I think one of the biggest concerns at the moment is the spread of misinformation, for example today I can create an image and using hints I can easily fake someone's voice, and in the near future we'll be able to generate videos like that on a mass scale at a very low cost, and that's going to make it very difficult for most people to tell the difference between information that's true and not true, just like Photoshop.
It used to take a long time for this to be done, but now with this technology, maybe someone can make a video of me in my voice, and you might think you're talking to me, but it might just be an AI talking to you, so a lot of people are a little bit worried about this area. Now the question is whether there should be regulations and what we can do to prevent that from happening. And then of course there are some concerns raised about information bias, where a lot of models are trained on a lot of data, and if the data itself is very bad data, the models will learn that bad data, but those models know nothing about it.
Tencent News' Insider: Yes, we noticed that you retweeted a New Yorker cartoon on your personal Twitter feed a couple of days ago, which is a very interesting image depicting robots enslaving humans, and you commented that "this image basically depicts the situation we're in", so do you think that's the future we're facing?
Russ Salakhutdinov: It's a joke, but if you look at ChatGPT, these are models that are essentially trained to predict or autocomplete sentences, to come in from human feedback to do some fine-tuning of these models, but at the end of the day, these are what's known as autoregressive models, they predict one word at a time. While these models do well in natural language understanding, these models have never seen a video, I mean, right now we're looking at images and language, but they still lack some of the so-called models of the world, which is how the world works, how physics works, how do you know that we're human. We understand the world and these models are lacking because they can only look at text correctly, so that's an upper limit on the capabilities that these models might reach, which of course doesn't mean that they're not useful, they're going to be very useful in a lot of different domains, but at least I think it's going to be a long way off to be smarter than humans which is still a long way off.

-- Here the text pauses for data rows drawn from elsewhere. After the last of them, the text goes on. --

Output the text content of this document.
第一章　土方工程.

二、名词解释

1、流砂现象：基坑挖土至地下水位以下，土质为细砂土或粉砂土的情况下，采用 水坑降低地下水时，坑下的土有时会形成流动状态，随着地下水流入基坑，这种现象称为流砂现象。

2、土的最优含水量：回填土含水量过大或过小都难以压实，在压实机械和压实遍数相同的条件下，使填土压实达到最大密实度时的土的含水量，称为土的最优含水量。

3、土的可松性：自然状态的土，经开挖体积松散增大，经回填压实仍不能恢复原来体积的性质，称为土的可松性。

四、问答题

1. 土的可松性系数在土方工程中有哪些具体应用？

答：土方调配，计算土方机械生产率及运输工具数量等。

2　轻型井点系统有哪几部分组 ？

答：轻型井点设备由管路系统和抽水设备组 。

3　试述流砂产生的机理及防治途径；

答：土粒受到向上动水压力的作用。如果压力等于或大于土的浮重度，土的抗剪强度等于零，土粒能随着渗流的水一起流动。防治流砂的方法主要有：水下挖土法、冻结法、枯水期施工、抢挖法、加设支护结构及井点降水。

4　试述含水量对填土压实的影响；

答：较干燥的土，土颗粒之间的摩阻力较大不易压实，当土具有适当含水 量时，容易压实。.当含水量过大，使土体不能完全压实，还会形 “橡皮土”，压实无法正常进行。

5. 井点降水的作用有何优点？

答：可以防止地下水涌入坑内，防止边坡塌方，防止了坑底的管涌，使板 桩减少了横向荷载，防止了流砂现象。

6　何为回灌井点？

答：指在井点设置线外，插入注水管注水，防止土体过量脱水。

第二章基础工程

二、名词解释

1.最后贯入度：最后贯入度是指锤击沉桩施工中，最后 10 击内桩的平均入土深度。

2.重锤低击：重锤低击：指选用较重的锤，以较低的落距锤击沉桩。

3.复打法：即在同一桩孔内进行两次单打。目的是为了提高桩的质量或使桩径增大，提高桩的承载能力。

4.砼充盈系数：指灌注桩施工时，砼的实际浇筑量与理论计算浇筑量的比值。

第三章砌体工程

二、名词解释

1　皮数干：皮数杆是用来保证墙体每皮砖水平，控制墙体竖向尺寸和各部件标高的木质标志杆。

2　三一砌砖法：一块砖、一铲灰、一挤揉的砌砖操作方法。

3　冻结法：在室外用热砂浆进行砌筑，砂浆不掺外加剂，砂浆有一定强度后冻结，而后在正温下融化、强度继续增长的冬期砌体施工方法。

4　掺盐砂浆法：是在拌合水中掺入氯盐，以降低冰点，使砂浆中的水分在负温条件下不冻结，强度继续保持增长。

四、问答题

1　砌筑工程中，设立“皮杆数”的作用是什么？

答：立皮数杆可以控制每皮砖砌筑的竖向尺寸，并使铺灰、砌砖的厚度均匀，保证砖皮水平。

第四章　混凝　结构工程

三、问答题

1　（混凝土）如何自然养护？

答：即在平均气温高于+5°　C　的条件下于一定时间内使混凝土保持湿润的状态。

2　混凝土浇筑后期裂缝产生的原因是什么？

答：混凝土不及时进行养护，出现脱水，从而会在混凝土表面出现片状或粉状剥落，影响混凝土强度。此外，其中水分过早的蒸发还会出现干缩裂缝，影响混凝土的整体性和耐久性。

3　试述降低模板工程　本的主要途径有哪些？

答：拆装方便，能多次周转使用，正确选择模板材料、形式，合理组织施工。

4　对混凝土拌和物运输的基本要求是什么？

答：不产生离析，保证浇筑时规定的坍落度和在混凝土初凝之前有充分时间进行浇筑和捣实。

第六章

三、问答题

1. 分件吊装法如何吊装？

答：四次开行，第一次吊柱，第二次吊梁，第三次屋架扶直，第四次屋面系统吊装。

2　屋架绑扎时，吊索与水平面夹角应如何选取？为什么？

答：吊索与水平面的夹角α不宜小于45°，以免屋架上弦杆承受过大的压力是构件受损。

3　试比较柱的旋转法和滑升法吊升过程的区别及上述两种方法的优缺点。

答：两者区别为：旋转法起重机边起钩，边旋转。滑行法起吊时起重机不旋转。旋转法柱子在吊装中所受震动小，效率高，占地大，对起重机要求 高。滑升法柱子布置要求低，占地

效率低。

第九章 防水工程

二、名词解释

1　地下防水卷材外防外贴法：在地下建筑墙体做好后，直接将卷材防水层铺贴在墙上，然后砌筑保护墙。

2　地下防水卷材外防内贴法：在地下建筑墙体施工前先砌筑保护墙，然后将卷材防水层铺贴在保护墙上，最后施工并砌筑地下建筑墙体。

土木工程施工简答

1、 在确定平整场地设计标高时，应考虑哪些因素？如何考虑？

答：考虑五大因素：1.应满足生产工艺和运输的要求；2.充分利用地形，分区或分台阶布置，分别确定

Tencent News' Dive: As a former student of Prof. Hinton's, can you understand why he's so worried?
Russ Salakhutdinov: Yes, in a way I can understand his concern. Because from a human perspective, we have to keep learning, and it takes about twenty years before you start to become very smart in your field; but with digital intelligence, because of this massively distributed training, it can read everything on the entire Internet in a matter of days.
Right now we have tens of thousands of GPUs that are constantly acquiring data, so he's saying that if this continues, the likelihood that we'll have superintelligence is quite high, and if you have superintelligence, then there are risks associated with it that exist, and that's one of the concerns that he's raising, and it's a reasonable argument. I don't refute it, but I just don't think these models find patterns in the text and form decisions from that against humans, and as said before, they lack perception of the physical world.